When we meet the “Free-lings” they are, as their name suggests, free. They live in a nice home in the quiet sunny suburbs. They are beautiful and loving without being corny or conceited. They are, one might say, enviable. The angelic five-year-old, Carole Anne, with silky blonde hair and big blue eyes is perhaps the most enviable. And so the film begins when she, like any good fairy tale victim, is innocently lured by the dark. Rather than disguised as a grandmother or young woman picking apples, the monster makes contact through a television set; the modern playing ground for the youth. Carole Anne tells the television snow her age and engages in an intriguing get-to-know you game.
Next come the paranormal events, when mom is actually disarmed at how the foreign agent restacks the kitchen chairs and makes a slide in the linoleum for the family to ride. These benign gestures prime the family for attack. Exploiting the Freelings when they are most vulnerable – at bedtime when they are separated and children feel unprotected by their parents – the poltergeist abducts Carole Anne.

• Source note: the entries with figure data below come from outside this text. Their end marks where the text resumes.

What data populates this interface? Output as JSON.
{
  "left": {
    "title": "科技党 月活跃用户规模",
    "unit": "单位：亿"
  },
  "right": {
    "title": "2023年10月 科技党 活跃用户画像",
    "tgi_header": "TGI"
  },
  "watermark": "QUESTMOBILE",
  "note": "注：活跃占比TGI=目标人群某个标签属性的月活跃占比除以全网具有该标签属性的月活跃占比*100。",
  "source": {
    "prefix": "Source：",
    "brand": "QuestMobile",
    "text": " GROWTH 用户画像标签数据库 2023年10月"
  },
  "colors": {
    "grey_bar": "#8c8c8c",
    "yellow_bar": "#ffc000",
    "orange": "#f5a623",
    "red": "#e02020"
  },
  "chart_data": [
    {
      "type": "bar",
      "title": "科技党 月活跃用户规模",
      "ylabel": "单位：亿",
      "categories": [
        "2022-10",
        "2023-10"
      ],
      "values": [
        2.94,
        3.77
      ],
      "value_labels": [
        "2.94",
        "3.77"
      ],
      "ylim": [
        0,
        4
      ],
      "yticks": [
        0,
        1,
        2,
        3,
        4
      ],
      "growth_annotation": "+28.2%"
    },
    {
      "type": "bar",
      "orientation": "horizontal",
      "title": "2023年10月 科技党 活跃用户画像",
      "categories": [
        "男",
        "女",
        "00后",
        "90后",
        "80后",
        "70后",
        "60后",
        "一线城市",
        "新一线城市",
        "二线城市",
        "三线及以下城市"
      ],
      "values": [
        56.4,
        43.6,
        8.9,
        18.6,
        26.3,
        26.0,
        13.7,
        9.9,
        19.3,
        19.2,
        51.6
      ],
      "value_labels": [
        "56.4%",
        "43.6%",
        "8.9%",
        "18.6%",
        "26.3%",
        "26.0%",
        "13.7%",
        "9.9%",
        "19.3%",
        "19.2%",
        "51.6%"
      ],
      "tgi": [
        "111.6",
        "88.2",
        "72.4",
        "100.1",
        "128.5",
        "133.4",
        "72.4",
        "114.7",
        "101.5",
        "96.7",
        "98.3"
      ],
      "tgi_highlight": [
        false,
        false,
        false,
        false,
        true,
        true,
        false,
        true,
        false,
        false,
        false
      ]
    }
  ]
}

It is explained to us by the medium, Tangina (Zelda Rubenstein), why Carole Anne was chosen. The displaced dead, rejecting the loss of their lives, cling to this free-ling child. “They’re attracted to the one thing about her that is different from themselves: her life force. …Something they desperately desire but can’t have anymore.” But there’s more at work here. There is also a demonic force that keeps Carole Ann close and pretends to be a child. Behind the mask is, Tangina explains, “So much rage, so much betrayal. I’ve never sensed anything like it. It lies to her. …it is the beast.”
The rage and envy that hold the family hostage are depicted here and in scores of children’s fairy tales for a reason. These forces terrify us. Envy frightens us as adults because even though our adult mind can think about it, our child mind could not. We carry with us into adulthood an impression of something horrific that was beyond comprehension. How many gifted, attractive, trusting children are cruelly (i.e. willfully) demoralized by adults? What about subtler versions of attack on a child’s enviable innocence and capacity for life? Most adults as we age envy the young, of course to varying degrees. The very young, though they may not fully understand, feel when they are viewed through a hungry, envious lens.

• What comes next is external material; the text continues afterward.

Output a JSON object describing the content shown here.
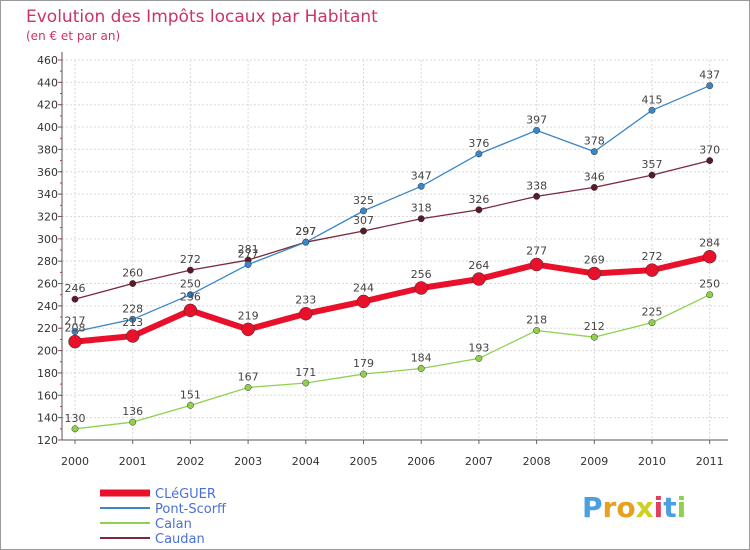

Visual images of the poltergeist “beast” are consistent with the child’s experience. From the sucking vaginal-like canal with a reaching umbilical cord that Carole Anne and Robbie cling to bed posts and door knobs to resist being pulled into, to the tree that for an instant swallows Robbie until Dad yanks him out, to the ultimate, super-human sized, haggard, skeletal creature with thin, blowing white hair, the poltergeist looks like exaggerated aspects of the envious other. The skeletal creature is life’s shell. Ancient and starving, it is fiercely determined to fill up its hollowness by robbing Carole Anne from her safe and happy family.
When destructive envy comes from caregivers, it is especially threatening to children. To adapt psychologically, children unconsciously treat it as a disembodied force. It’s not mom, or dad, or grandma, or auntie, or older brother, or the old maid next door, it’s a monster that could get me when someone I trust isn’t taking care of me. This is one of the reasons nighttime is frightening to children. It’s when they are alone and split-off aspects of a threatening adult’s psychology creep back into the child’s awareness.

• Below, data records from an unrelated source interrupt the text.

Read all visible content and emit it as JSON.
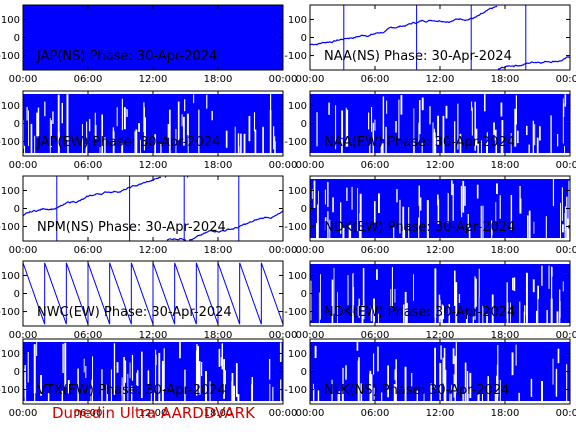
{
  "footer": "Dunedin Ultra AARDDVARK",
  "colors": {
    "signal": "#0000ff",
    "axes": "#000000",
    "footer": "#d40000"
  },
  "chart_data": [
    {
      "type": "line",
      "title": "JAP(NS) Phase: 30-Apr-2024",
      "x_ticks": [
        "00:00",
        "06:00",
        "12:00",
        "18:00",
        "00:00"
      ],
      "y_ticks": [
        100,
        0,
        -100
      ],
      "ylim": [
        -180,
        180
      ],
      "trace": "dense-full"
    },
    {
      "type": "line",
      "title": "NAA(NS) Phase: 30-Apr-2024",
      "x_ticks": [
        "00:00",
        "06:00",
        "12:00",
        "18:00",
        "00:00"
      ],
      "y_ticks": [
        100,
        0,
        -100
      ],
      "ylim": [
        -180,
        180
      ],
      "trace": "drift-wraps"
    },
    {
      "type": "line",
      "title": "JAP(EW) Phase: 30-Apr-2024",
      "x_ticks": [
        "00:00",
        "06:00",
        "12:00",
        "18:00",
        "00:00"
      ],
      "y_ticks": [
        100,
        0,
        -100
      ],
      "ylim": [
        -180,
        180
      ],
      "trace": "dense-gaps"
    },
    {
      "type": "line",
      "title": "NAA(EW) Phase: 30-Apr-2024",
      "x_ticks": [
        "00:00",
        "06:00",
        "12:00",
        "18:00",
        "00:00"
      ],
      "y_ticks": [
        100,
        0,
        -100
      ],
      "ylim": [
        -180,
        180
      ],
      "trace": "dense-gaps"
    },
    {
      "type": "line",
      "title": "NPM(NS) Phase: 30-Apr-2024",
      "x_ticks": [
        "00:00",
        "06:00",
        "12:00",
        "18:00",
        "00:00"
      ],
      "y_ticks": [
        100,
        0,
        -100
      ],
      "ylim": [
        -180,
        180
      ],
      "trace": "drift-wraps"
    },
    {
      "type": "line",
      "title": "NDK(EW) Phase: 30-Apr-2024",
      "x_ticks": [
        "00:00",
        "06:00",
        "12:00",
        "18:00",
        "00:00"
      ],
      "y_ticks": [
        100,
        0,
        -100
      ],
      "ylim": [
        -180,
        180
      ],
      "trace": "dense-gaps"
    },
    {
      "type": "line",
      "title": "NWC(EW) Phase: 30-Apr-2024",
      "x_ticks": [
        "00:00",
        "06:00",
        "12:00",
        "18:00",
        "00:00"
      ],
      "y_ticks": [
        100,
        0,
        -100
      ],
      "ylim": [
        -180,
        180
      ],
      "trace": "sawtooth"
    },
    {
      "type": "line",
      "title": "NDK(EW) Phase: 30-Apr-2024",
      "x_ticks": [
        "00:00",
        "06:00",
        "12:00",
        "18:00",
        "00:00"
      ],
      "y_ticks": [
        100,
        0,
        -100
      ],
      "ylim": [
        -180,
        180
      ],
      "trace": "dense-gaps"
    },
    {
      "type": "line",
      "title": "VTX(EW) Phase: 30-Apr-2024",
      "x_ticks": [
        "00:00",
        "06:00",
        "12:00",
        "18:00",
        "00:00"
      ],
      "y_ticks": [
        100,
        0,
        -100
      ],
      "ylim": [
        -180,
        180
      ],
      "trace": "dense-gaps"
    },
    {
      "type": "line",
      "title": "NLK(NS) Phase: 30-Apr-2024",
      "x_ticks": [
        "00:00",
        "06:00",
        "12:00",
        "18:00",
        "00:00"
      ],
      "y_ticks": [
        100,
        0,
        -100
      ],
      "ylim": [
        -180,
        180
      ],
      "trace": "dense-gaps"
    }
  ]
}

These mentally immature representations of aspects of adults we encounter as children are in my view the origin of the demonic presence that haunts innocents in films like Poltergeist. Not able to know it as part of the human realm because to do so would make us feel unsafe in the world as we grow, we unconsciously locate destructive envy outside of our world, freeing us to continue to believe in the complete goodness of those on whom we are dependent for survival.